You work. You have class. Big deal. Guess what? You have email at work. I’ve seen you at work. You had a Gameboy and a romance novel on your desk, that’s how busy you were. Perhaps you’re now studying at work. Guess what? No excuse. It takes all of five minutes to shoot off a quick email. You can’t give your son five minutes a week to see how he’s doing? But you want him “for a couple weeks”? Hell no.

Grow up. Show some responsibility. He’s your child. But until you act like it, I’m not giving an inch. You don’t act like you care for him and you sure as hell don’t deserve him. I would love for you to act like his mother for once, but until you take some steps I’m not handing him over for you to play “Mommy” for two weeks before you hand him back and go back to ignoring him until summer. He’s worth much more than that. You will pick him up on Tuesday, and he will be back here on Sunday. You’ll just have to make arrangements if that’s not easy for you. It’s called making priorities and your son should be on the top of that list. You will have him back on Sunday or on Monday I will be calling the talented and competant Ms. D once more and you will have to make more arrangements with work and class when you’re scheduled to appear here in court. I’m sure the judge will be more than sympathetic to your money order and that time you sent him a coat, even if it was too much effort to visit, call or write to your child. But thank you so very much for reading.

God, Jophiel…I’m sorry that you have to deal with this crap for even one minute. I hope everything goes smoothly next Sunday.

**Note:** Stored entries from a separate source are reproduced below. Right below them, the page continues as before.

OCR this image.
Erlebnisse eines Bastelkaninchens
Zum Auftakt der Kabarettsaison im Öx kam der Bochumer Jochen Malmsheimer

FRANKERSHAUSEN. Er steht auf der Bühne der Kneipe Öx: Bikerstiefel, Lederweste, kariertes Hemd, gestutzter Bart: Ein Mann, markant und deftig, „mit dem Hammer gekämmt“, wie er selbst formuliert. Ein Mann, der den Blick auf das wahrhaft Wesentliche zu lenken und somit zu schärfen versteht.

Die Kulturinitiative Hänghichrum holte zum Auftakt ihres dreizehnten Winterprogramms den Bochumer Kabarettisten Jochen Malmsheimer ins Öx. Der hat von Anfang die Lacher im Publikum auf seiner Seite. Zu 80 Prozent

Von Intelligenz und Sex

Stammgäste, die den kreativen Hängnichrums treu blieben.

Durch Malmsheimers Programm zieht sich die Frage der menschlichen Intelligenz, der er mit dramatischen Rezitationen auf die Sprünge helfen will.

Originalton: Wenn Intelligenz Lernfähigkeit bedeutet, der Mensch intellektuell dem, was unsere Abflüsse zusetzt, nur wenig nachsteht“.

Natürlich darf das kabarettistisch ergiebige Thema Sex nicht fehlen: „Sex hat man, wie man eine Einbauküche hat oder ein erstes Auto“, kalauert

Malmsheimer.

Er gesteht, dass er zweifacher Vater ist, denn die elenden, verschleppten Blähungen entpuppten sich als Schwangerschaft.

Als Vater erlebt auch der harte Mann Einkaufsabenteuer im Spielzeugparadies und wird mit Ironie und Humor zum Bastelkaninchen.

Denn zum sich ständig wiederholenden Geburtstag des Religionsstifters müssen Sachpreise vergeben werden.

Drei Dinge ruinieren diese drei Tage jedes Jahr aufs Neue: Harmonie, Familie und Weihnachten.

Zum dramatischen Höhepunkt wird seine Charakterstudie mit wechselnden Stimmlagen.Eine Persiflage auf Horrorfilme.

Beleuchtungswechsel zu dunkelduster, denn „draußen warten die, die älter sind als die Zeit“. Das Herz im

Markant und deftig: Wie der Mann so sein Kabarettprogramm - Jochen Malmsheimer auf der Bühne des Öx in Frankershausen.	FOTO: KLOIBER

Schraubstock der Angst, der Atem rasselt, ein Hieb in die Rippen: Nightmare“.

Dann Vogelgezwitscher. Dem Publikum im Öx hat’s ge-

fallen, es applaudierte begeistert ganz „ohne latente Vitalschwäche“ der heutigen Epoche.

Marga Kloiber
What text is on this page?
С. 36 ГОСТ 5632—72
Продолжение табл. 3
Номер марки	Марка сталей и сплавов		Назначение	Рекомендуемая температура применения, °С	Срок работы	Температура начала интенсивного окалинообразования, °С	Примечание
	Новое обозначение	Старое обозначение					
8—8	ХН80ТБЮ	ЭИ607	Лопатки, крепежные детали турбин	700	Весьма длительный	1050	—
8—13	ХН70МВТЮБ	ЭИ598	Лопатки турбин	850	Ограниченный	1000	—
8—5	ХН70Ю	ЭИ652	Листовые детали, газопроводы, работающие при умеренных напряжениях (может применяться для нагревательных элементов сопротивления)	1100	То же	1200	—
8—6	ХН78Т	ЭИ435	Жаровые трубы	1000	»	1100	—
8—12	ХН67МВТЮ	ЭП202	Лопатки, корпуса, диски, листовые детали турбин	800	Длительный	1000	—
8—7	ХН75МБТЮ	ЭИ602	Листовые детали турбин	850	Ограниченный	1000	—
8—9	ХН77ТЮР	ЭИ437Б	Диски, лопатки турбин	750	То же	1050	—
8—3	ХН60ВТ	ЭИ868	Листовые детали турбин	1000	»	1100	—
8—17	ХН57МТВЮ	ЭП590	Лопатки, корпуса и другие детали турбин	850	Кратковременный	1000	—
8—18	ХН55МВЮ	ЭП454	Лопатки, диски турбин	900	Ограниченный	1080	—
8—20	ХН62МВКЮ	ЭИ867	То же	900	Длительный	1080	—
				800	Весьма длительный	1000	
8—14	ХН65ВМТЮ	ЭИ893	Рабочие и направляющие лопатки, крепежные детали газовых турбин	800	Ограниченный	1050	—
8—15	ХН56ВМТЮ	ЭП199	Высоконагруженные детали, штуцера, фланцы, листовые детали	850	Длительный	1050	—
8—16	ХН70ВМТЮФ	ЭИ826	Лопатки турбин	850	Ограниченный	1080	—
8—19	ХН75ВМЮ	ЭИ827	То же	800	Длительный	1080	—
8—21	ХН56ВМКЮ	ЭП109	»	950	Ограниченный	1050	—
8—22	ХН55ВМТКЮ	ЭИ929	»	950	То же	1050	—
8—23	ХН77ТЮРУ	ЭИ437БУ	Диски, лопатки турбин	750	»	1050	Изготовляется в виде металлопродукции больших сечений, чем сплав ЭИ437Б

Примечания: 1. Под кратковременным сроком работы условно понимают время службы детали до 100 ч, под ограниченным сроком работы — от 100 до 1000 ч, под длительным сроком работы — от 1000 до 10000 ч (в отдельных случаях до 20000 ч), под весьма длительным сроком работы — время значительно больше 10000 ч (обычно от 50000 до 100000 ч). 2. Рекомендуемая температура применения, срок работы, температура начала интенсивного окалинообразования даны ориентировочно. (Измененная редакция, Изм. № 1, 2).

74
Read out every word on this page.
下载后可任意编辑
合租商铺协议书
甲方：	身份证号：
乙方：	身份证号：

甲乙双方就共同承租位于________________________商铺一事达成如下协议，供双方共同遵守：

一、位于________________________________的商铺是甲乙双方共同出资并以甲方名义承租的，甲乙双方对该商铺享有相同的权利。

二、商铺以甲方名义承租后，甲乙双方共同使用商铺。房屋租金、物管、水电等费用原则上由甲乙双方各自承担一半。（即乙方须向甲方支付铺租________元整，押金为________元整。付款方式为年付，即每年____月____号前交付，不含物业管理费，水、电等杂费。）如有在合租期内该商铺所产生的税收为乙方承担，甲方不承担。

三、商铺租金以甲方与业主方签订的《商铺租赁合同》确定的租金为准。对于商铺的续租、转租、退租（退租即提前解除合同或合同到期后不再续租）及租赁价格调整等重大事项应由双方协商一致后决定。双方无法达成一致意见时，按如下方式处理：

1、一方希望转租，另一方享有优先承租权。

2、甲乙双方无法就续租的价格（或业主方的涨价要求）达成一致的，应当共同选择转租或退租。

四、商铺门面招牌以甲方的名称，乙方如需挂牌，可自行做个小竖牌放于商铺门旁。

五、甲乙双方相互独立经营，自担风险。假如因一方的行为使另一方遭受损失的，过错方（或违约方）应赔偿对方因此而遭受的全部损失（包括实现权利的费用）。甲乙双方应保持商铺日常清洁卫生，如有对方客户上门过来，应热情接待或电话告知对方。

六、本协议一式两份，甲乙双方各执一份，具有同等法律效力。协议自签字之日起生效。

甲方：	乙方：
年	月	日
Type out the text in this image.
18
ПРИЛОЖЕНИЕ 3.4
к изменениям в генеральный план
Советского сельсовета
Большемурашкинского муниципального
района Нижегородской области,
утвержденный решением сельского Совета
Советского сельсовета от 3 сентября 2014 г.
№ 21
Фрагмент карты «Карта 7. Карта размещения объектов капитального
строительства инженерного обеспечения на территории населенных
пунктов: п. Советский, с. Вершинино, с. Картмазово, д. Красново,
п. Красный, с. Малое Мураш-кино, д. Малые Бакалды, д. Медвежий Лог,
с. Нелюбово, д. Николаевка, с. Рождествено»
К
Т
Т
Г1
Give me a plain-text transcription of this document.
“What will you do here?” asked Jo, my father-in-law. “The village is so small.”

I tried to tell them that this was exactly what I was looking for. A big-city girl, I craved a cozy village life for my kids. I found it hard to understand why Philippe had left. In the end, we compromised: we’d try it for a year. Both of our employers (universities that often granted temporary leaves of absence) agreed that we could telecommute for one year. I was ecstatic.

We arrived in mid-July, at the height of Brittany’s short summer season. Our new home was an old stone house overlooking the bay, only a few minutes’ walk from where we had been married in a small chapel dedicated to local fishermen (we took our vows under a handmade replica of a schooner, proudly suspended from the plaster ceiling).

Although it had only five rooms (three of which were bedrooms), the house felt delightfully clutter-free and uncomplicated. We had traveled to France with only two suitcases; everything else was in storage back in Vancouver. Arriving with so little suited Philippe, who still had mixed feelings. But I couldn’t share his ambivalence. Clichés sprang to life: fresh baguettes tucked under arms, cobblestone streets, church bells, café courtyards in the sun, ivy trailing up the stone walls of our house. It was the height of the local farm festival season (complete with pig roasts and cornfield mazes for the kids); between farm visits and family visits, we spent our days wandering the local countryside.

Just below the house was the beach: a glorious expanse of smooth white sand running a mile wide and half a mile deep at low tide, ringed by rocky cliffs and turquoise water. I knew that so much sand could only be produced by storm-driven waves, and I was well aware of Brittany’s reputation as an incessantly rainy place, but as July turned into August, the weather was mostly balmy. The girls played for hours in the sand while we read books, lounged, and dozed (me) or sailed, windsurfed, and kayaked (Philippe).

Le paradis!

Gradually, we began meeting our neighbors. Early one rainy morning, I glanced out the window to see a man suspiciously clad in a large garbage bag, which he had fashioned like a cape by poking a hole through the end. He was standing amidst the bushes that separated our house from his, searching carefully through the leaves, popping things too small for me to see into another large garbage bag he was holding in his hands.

Man, I can feel where you’re coming from. I have somewhat similar issues with my son’s long-absent bio. father. All I can say is hang in there, Jophiel. When your son grows up, he’ll understand and appreciate you and everything you’ve done.

Dang, that sucks. At least he’s got one parent who cares enough to give him the love he needs. Good for you, Jophiel.

Yep. IMO absentee parents do more damage when they are inconsistent in their presence or their absence. Either fucking be there for the kid in a reliable way or bugger off permanently.

Please let us know what happens, **Jophiel. **

{{{{{ jophiel }}}}}

Thanks for the replies.

I’m not super worried about Sunday. She lives with her parents and it’s extremely doubtful that they’ll disappear into the night or something. Before someone gives me some horror story, yeah anything’s possible but that’s not the likely scenario here. Anyway, when she called, I laid down the law about Sunday. Personally, it was asinine to think she was going to call me with a week’s notice and say she wanted him for weeks anyway.

Come Sunday, he’ll either be back here or come Monday I’ll call in absent to work and get in touch with my lawyer and the police. She has the legal right to have him for the holiday, and it’s not like I’m being an asshole and saying “Pick him up Thursday morning and have him back by 10pm” but that’s where it ends. Anything past what I’ve said falls outside of the court papers.

God Joph

I feel it, your pain, every weekend.

I am a stepdad. A loving caring man interested in only his stepson’s future.

Yet every weekend I must turn this boy over to his father.

He’s not a bad man, he just needs to be admitted to alcohol rehab three or more times a year.

On top of this he is a Jehovah witless, and is now insisting that “his son” not be a hipocrite and blasspheme the name of god by singing christmas songs.

He is in chorus for extra credit.

I insisist he call me “steve” and his dad “dad” but god I am loosing the battle.

Lately when his dad shows up on friday (always late) he “accidentially” calls me dad. He also makes a big show out of giving me a hug (and a little punch in the gut)before he walks down.

This boy is ten.

Not a day goes by when I don’t see him as a man in eight years.

Today his father expressed disbelief that his son could write.